"Jadi..." Talitha membasahi bibirnya sebelum melanjutkan. "Dia sama kaya' Daddy?"
Angel menggigit bibir kemudian mengangguk pelan. Takut terhadap reaksi Bunda.
Talitha menghembuskan nafas melalui mulut, berharap semua bebannya sebagai seorang ibu yang memiliki satu anak remaja putri terangkat. Angel masih polos. Meskipun terlahir sebagai blasteran tapi tidak membuat gadis kecilnya lupa dimana dia dibesarkan.
"Bunda..."
Talitha menatap lurus ke dalam mata amber putrinya.
"Angel sayang sama dia?"
Angel mengangguk.
"Dia juga sayang sama Angel?"
Gadis berambut pirang itu mengangguk lagi.
"Are you sure?"
"Yeah!" Jawab Angel mantap. "He love me so as I am."
Bunda menarik napas kemudian menghembuskannya pelan.
"Okay. Bunda percaya sama Angel." Talitha tersenyum.
"Beneran, Bunda?"
Bunda mengangguk.
"Bunda nggak marah?"
Sekarang Bunda menggeleng kemudian memeluk putri semata wayangnya.
"Kalo Angel bahagia, Bunda juga bahagia. Angel kan sudah dewasa, pasti tahu yang terbaik buat Angel." Talitha mengusap pucuk kepala putrinya. "Nggak melanggar batas kan?"
Angel cemberut melihat tatapan menyelidik Bunda. "Ihh Bunda, nggak lah. Kan Angel ketemu Ken baru sebulan ini."
Ada kerutan nampak di dahi putih Bunda.
Angel mengangguk. "Angel lama pacaran di Facebook." Rona merah menjalari pipi gembil Angel.
Talitha membulatkan matanya, tidak percaya dengan apa yang dikatakan putrinya barusan.
"So?"
Angel mengangguk malu. "Angel sama Ken kenal lewat f*******:, Bunda. Pacaran juga di f*******:, baru-baru ini aja ketemunya."
"Owh I see." Bunda mengangguk paham.
Nana dan Shween yang mengintip interogasi Bunda terhadap Angel tersenyum lega. Nana bahkan sampai mengelus dadanya, kemudian memeluk Shween.

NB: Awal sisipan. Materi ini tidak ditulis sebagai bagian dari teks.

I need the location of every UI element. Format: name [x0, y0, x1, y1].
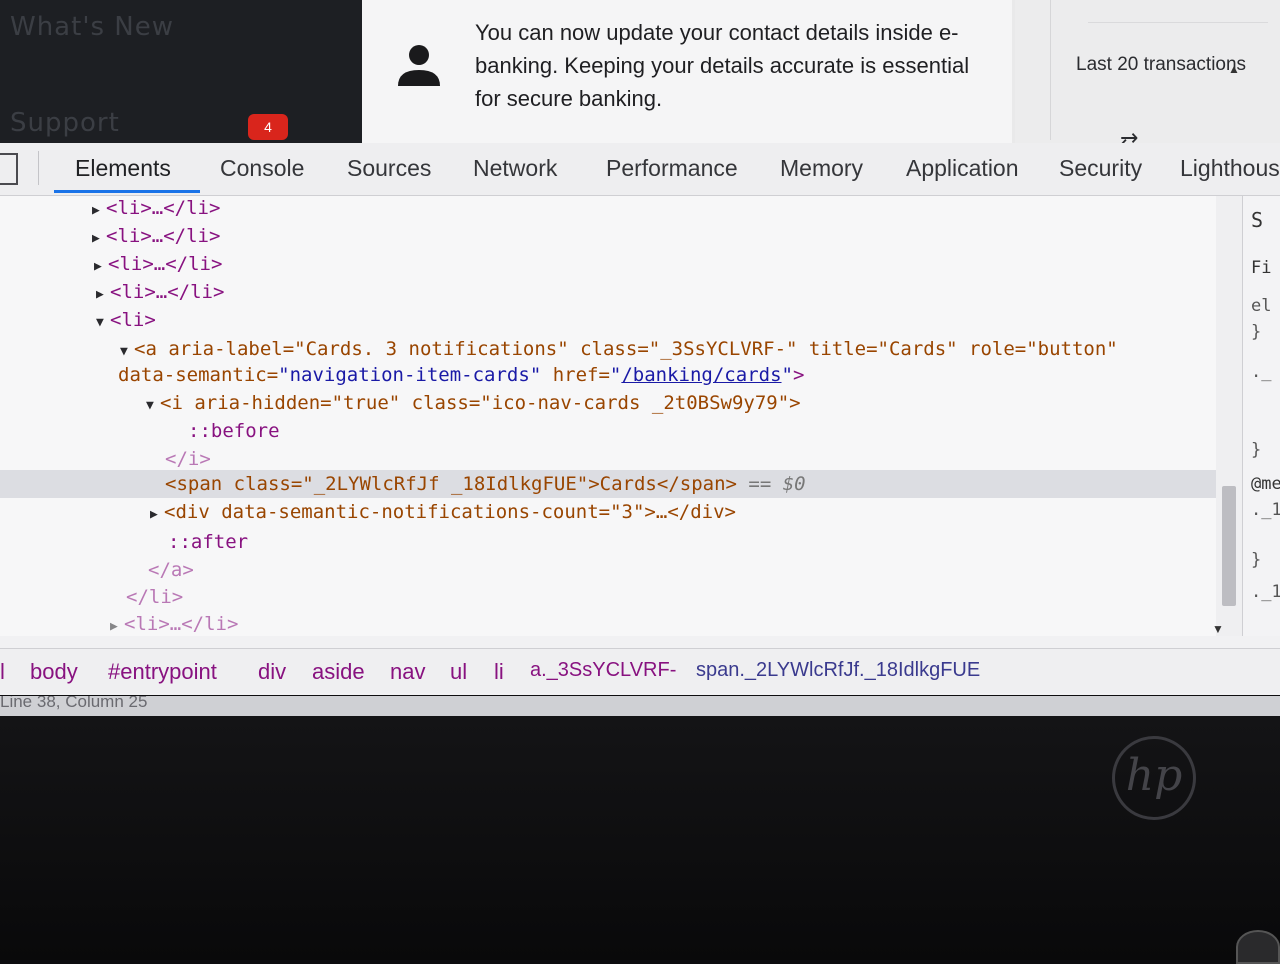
dom-node-span-selected[interactable]: <span class="_2LYWlcRfJf _18IdlkgFUE">Ca… — [0, 470, 1216, 498]
dom-node-text: <a aria-label="Cards. 3 notifications" c… — [134, 338, 1118, 360]
attr-name: data-semantic= — [118, 364, 279, 386]
tab-separator — [38, 151, 39, 185]
selected-node-marker: == $0 — [748, 473, 806, 495]
breadcrumb-item[interactable]: body — [30, 659, 78, 685]
pseudo-element: ::before — [188, 420, 280, 442]
breadcrumb-item[interactable]: #entrypoint — [108, 659, 217, 685]
dom-scrollbar-thumb[interactable] — [1222, 486, 1236, 606]
expand-triangle-icon[interactable]: ▶ — [110, 613, 124, 636]
cursor-position: Line 38, Column 25 — [0, 696, 148, 711]
dom-node-li-open[interactable]: ▼ <li> — [0, 306, 1216, 334]
expand-triangle-icon[interactable]: ▶ — [94, 253, 108, 281]
dom-node-li-close[interactable]: </li> — [0, 583, 1216, 611]
breadcrumb-item-current[interactable]: span._2LYWlcRfJf._18IdlkgFUE — [696, 659, 980, 682]
style-rule: ._1 — [1251, 582, 1280, 602]
expand-triangle-icon[interactable]: ▶ — [92, 197, 106, 225]
attr-name: href= — [541, 364, 610, 386]
dom-node-li[interactable]: ▶ <li>…</li> — [0, 196, 1216, 222]
breadcrumb-item[interactable]: l — [0, 659, 5, 685]
last-transactions-link[interactable]: Last 20 transactions — [1076, 54, 1246, 76]
panel-divider — [1050, 0, 1051, 140]
laptop-bezel — [0, 716, 1280, 960]
collapse-triangle-icon[interactable]: ▼ — [96, 309, 110, 337]
nav-item-whats-new[interactable]: What's New — [10, 12, 174, 42]
filter-input[interactable]: Fi — [1251, 258, 1271, 278]
tab-application[interactable]: Application — [906, 155, 1019, 182]
scroll-up-arrow-icon[interactable]: ▲ — [1228, 62, 1240, 76]
breadcrumb: l body #entrypoint div aside nav ul li a… — [0, 648, 1280, 693]
dom-node-text: <li>…</li> — [124, 613, 239, 635]
dom-node-text: <i aria-hidden="true" class="ico-nav-car… — [160, 392, 801, 414]
dom-node-text: <span class="_2LYWlcRfJf _18IdlkgFUE">Ca… — [165, 473, 737, 495]
media-rule: @me — [1251, 474, 1280, 494]
expand-triangle-icon[interactable]: ▶ — [92, 225, 106, 253]
person-icon — [398, 45, 440, 86]
style-rule: el — [1251, 296, 1272, 316]
tab-sources[interactable]: Sources — [347, 155, 431, 182]
dom-node-a-open[interactable]: ▼ <a aria-label="Cards. 3 notifications" … — [0, 335, 1216, 363]
dom-node-text: <li>…</li> — [108, 253, 223, 275]
breadcrumb-item[interactable]: a._3SsYCLVRF- — [530, 659, 676, 682]
tab-console[interactable]: Console — [220, 155, 304, 182]
collapse-triangle-icon[interactable]: ▼ — [146, 392, 160, 420]
panel-rule — [1088, 22, 1268, 23]
dom-node-text: <li>…</li> — [110, 281, 225, 303]
dom-node-text: <div data-semantic-notifications-count="… — [164, 501, 736, 523]
dom-node-before[interactable]: ::before — [0, 417, 1216, 445]
bezel-corner — [1236, 930, 1280, 964]
scroll-down-arrow-icon[interactable]: ▼ — [1212, 622, 1224, 636]
tab-security[interactable]: Security — [1059, 155, 1142, 182]
dom-node-li[interactable]: ▶ <li>…</li> — [0, 278, 1216, 306]
tab-lighthouse[interactable]: Lighthouse — [1180, 155, 1280, 182]
breadcrumb-item[interactable]: div — [258, 659, 286, 685]
style-rule: } — [1251, 322, 1262, 342]
dom-node-i-open[interactable]: ▼ <i aria-hidden="true" class="ico-nav-ca… — [0, 389, 1216, 417]
breadcrumb-item[interactable]: aside — [312, 659, 365, 685]
devtools-tab-bar: Elements Console Sources Network Perform… — [0, 143, 1280, 196]
dom-tree[interactable]: ▶ <li>…</li> ▶ <li>…</li> ▶ <li>…</li> ▶ <li… — [0, 196, 1216, 636]
pseudo-element: ::after — [168, 531, 249, 553]
tab-elements[interactable]: Elements — [75, 155, 171, 182]
dom-node-after[interactable]: ::after — [0, 528, 1216, 556]
dom-node-li[interactable]: ▶ <li>…</li> — [0, 250, 1216, 278]
expand-triangle-icon[interactable]: ▶ — [96, 281, 110, 309]
notice-text: You can now update your contact details … — [475, 20, 970, 111]
tab-performance[interactable]: Performance — [606, 155, 738, 182]
dom-node-text: <li>…</li> — [106, 225, 221, 247]
style-rule: } — [1251, 550, 1262, 570]
dom-node-text: <li> — [110, 309, 156, 331]
tab-memory[interactable]: Memory — [780, 155, 863, 182]
attr-value: "navigation-item-cards" — [278, 364, 542, 386]
dom-node-li[interactable]: ▶ <li>…</li> — [0, 610, 1216, 636]
dom-node-li[interactable]: ▶ <li>…</li> — [0, 222, 1216, 250]
dom-node-a-attrs[interactable]: data-semantic="navigation-item-cards" hr… — [0, 361, 1216, 389]
expand-triangle-icon[interactable]: ▶ — [150, 501, 164, 529]
style-rule: } — [1251, 440, 1262, 460]
dom-node-a-close[interactable]: </a> — [0, 556, 1216, 584]
style-rule: ._1 — [1251, 500, 1280, 520]
breadcrumb-item[interactable]: nav — [390, 659, 425, 685]
devtools-panel: Elements Console Sources Network Perform… — [0, 143, 1280, 695]
breadcrumb-item[interactable]: ul — [450, 659, 467, 685]
dom-node-i-close[interactable]: </i> — [0, 445, 1216, 473]
tab-network[interactable]: Network — [473, 155, 557, 182]
left-navigation: What's New Support 4 — [0, 0, 362, 145]
status-bar: Line 38, Column 25 — [0, 696, 1280, 716]
styles-pane: S Fi el } ._ } @me ._1 } ._1 — [1242, 196, 1280, 636]
styles-tab[interactable]: S — [1251, 208, 1263, 232]
dock-side-icon[interactable] — [0, 153, 18, 185]
href-link[interactable]: /banking/cards — [621, 364, 781, 386]
dom-node-text: </i> — [165, 448, 211, 470]
dom-node-div[interactable]: ▶ <div data-semantic-notifications-count=… — [0, 498, 1216, 526]
style-rule: ._ — [1251, 362, 1272, 382]
breadcrumb-item[interactable]: li — [494, 659, 504, 685]
support-notification-badge: 4 — [248, 114, 288, 140]
hp-logo: hp — [1112, 736, 1196, 820]
dom-node-text: </li> — [126, 586, 184, 608]
active-tab-indicator — [54, 190, 200, 193]
banking-page: What's New Support 4 You can now update … — [0, 0, 1280, 153]
dom-node-text: <li>…</li> — [106, 197, 221, 219]
dom-node-text: </a> — [148, 559, 194, 581]
nav-item-support[interactable]: Support — [10, 108, 120, 138]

Ken membaringkan tubuhnya di ranjang king size miliknya pelan. Pikiran pemuda itu menerawang. Reaksi Angel sewaktu di pemakaman tadi cukup mengejutkan. Padahal selama ini gadis mungil-nya itu selalu menuruti apa yang dikatakannya. Tapi tadi Angel membantah perkataannya. Angel tidak mau disuruh Ken untuk menyapa Rasya yang sudah tenang di alam sana. Gadis itu memilih pergi lebih dulu, tanpa berkata apa-apa. Angel menunggunya di mobil sampai Ken selesai dengan Rasya. Ken memijit pelipisnya. Apa Angel cemburu? Entahlah. Selama perjalanan pulang Angel yang biasanya cerewet menutup mulutnya rapat-rapat. Dia tidak mengatakan apapun dan langsung memasuki rumahnya begitu mereka tiba di depan gerbang rumah gadis itu. Bahkan rencana untuk mengenalkannya dengan calon mama mertua gagal.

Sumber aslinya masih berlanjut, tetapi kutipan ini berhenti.